Mientras tanto, la política seguirá ajena al ciudadano. En tal sentido, se anula el concepto de representatividad y de “pueblo soberano” de manera que lo democrático termina siendo un slogan vacío como otros tantos. De persistir la actitud pasiva, otros construirán el futuro, y guste o no, habrá que aceptarlo como venga.
A esta altura, muchos se preguntarán que tiene que ver este sermón principista con un análisis político. La respuesta es esta: los políticos no nacen de un repollo ni son importados de otro planeta. Emergen de esta sociedad que es la nuestra. Eso explica por qué no es factible separar una cosa de otra. Es nulo el interés de estas líneas por hacer un juzgamiento moral, pero es amplia la intención porque se comprenda dónde se originan los hechos que nos sorprenden hoy día.
Veamos: si acaso mañana, el ministro de Economía, Axel Kicillof, decreta un corralito que nos impida hacernos de nuestros ahorros, a la hora, la Plaza de Mayo estaría repleta de argentinos indignados, presentes, activos, haciendo valer sus derechos, no dejándolos al libre arbitrio.
Qué nos confisquen los principios no moviliza siquiera, y es que, aunque suene duro, los ahorros pesan más que la moral y la ética. Se defiende el billete con mayor ahínco que la decencia.
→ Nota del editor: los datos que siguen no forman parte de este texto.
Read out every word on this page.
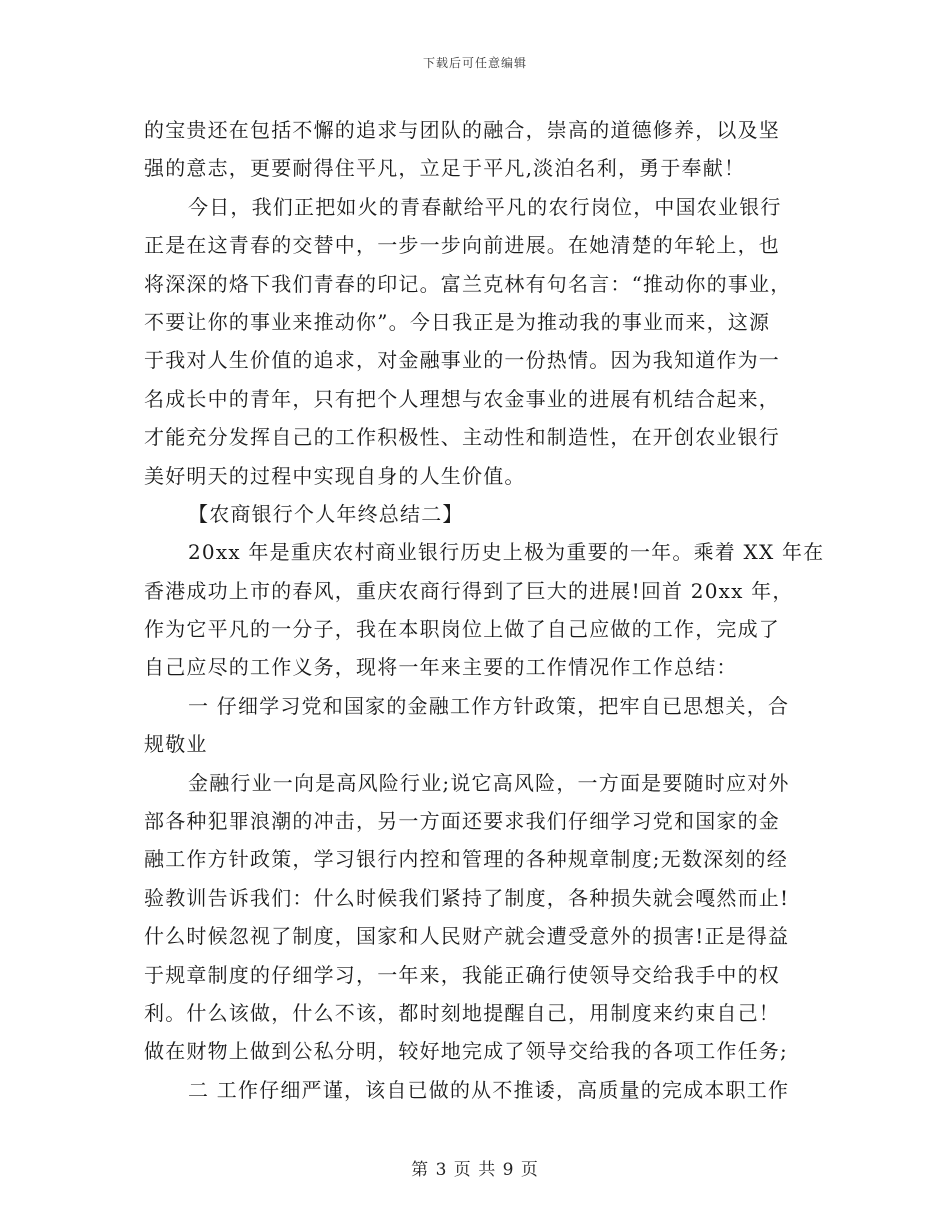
下载后可任意编辑
的宝贵还在包括不懈的追求与团队的融合，崇高的道德修养，以及坚
强的意志，更要耐得住平凡，立足于平凡,淡泊名利，勇于奉献！
今日，我们正把如火的青春献给平凡的农行岗位，中国农业银行
正是在这青春的交替中，一步一步向前进展。在她清楚的年轮上，也
将深深的烙下我们青春的印记。富兰克林有句名言：“推动你的事业，
不要让你的事业来推动你”。今日我正是为推动我的事业而来，这源
于我对人生价值的追求，对金融事业的一份热情。因为我知道作为一
名成长中的青年，只有把个人理想与农金事业的进展有机结合起来，
才能充分发挥自己的工作积极性、主动性和制造性，在开创农业银行
美好明天的过程中实现自身的人生价值。
【农商银行个人年终总结二】
20xx 年是重庆农村商业银行历史上极为重要的一年。乘着 XX 年在
香港成功上市的春风，重庆农商行得到了巨大的进展!回首 20xx 年，
作为它平凡的一分子，我在本职岗位上做了自己应做的工作，完成了
自己应尽的工作义务，现将一年来主要的工作情况作工作总结：
一 仔细学习党和国家的金融工作方针政策，把牢自已思想关，合
规敬业
金融行业一向是高风险行业;说它高风险，一方面是要随时应对外
部各种犯罪浪潮的冲击，另一方面还要求我们仔细学习党和国家的金
融工作方针政策，学习银行内控和管理的各种规章制度;无数深刻的经
验教训告诉我们：什么时候我们紧持了制度，各种损失就会嘎然而止!
什么时候忽视了制度，国家和人民财产就会遭受意外的损害!正是得益
于规章制度的仔细学习，一年来，我能正确行使领导交给我手中的权
利。什么该做，什么不该，都时刻地提醒自己，用制度来约束自己！
做在财物上做到公私分明，较好地完成了领导交给我的各项工作任务;
二 工作仔细严谨，该自已做的从不推诿，高质量的完成本职工作
第 3 页 共 9 页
Los modelos a seguir son apenas héroes de barro, destinados a caerse de los pedestales cuando se decida volver a poner en orden las prioridades.
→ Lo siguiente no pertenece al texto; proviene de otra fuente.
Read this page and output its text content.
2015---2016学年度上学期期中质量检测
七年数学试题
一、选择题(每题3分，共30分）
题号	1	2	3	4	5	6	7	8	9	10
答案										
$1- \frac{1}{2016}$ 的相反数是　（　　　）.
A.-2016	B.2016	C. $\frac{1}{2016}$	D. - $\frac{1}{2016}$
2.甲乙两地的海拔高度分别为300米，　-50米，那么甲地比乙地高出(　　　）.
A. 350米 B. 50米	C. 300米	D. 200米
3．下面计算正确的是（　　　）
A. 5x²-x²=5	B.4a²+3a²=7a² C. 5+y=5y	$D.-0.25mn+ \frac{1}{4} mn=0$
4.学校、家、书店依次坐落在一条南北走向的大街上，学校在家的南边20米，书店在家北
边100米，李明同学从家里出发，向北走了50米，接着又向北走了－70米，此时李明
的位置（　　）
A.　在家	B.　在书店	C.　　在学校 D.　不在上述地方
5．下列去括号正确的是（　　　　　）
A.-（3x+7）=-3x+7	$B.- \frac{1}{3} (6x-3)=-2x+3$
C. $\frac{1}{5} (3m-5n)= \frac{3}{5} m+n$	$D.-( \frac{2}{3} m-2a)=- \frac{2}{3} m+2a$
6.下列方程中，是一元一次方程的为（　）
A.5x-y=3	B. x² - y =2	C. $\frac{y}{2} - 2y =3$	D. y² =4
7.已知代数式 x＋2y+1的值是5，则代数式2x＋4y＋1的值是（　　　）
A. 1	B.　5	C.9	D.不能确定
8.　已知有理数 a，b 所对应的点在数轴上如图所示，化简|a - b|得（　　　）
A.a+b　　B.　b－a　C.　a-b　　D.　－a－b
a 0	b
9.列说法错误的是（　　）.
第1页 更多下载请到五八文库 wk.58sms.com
Entendiendo o asumiendo esta realidad, quizás pueda entenderse por qué es más grave la afrenta oficial al Dr. Carlos Fayt que el déficit fiscal. Este último se revierte con profesionales capaces reemplazando a los mediocres que hay. En contrapartida, la falta de respeto implica un cambio cultural que no se da de un día para otro, ni lo ha de establecer por decreto un nuevo gobierno.
La grotesca avanzada oficialista contra la Corte Suprema de Justicia no es nueva, aunque la batalla ahora resulte definitiva: es a todo o nada. El silogismo es de una simpleza magnánima: Esta Corte no garantiza impunidad a Cristina, en consecuencia algo debe hacerse con ella, y ese “algo” no es precisamente dejarla funcionar con independencia.
La sumisión del Poder Judicial es perseguida ávidamente por los Kirchner desde el primer día que asumieron la Presidencia. Sucede que en ese entonces, el veranito económico no permitía ver más allá del electrodoméstico que iba a comprarse en cómodas cuotas…
Además, si la jurisprudencia mostrara una “obediencia debida” hacia la mandataria, la Corte no sería siquiera tema, aún cuando sus integrantes renunciasen o la vejez los afectara.
La edad del Dr. Carlos Fayt es la excusa más a mano que hallaron, pero también la de mayor bajeza. No hay adjetivo que deje en claro lo que el gobierno está haciendo con un Juez del máximo tribunal, pero sobre todo con un ser humano. Si quien hubiera cumplido 97 años fuera Eugenio Zaffaroni – y no se hubiese jubilado -, nadie prestaría atención a ese dato.
El problema real no es la edad sino el voto independiente de Fayt. Su “resistencia” debe ser la nuestra. Ya lo escribió Ernesto Sábato en su última obra, pidiendo dejar de lado los egoísmos para comprometernos porque la libertad está en peligro. Tan grave como lo que dijo Jünger: “Si los lobos contagian a la masa, un mal día, el rebaño se convierte en horda”
Y las gestas heroicas todavía tienen cabida en este ahora. Una de ellas es la del juez Fayt resistiendo, no a la muerte a los 97 años de edad, sino a la ignominia de un gobierno absolutamente inmoral.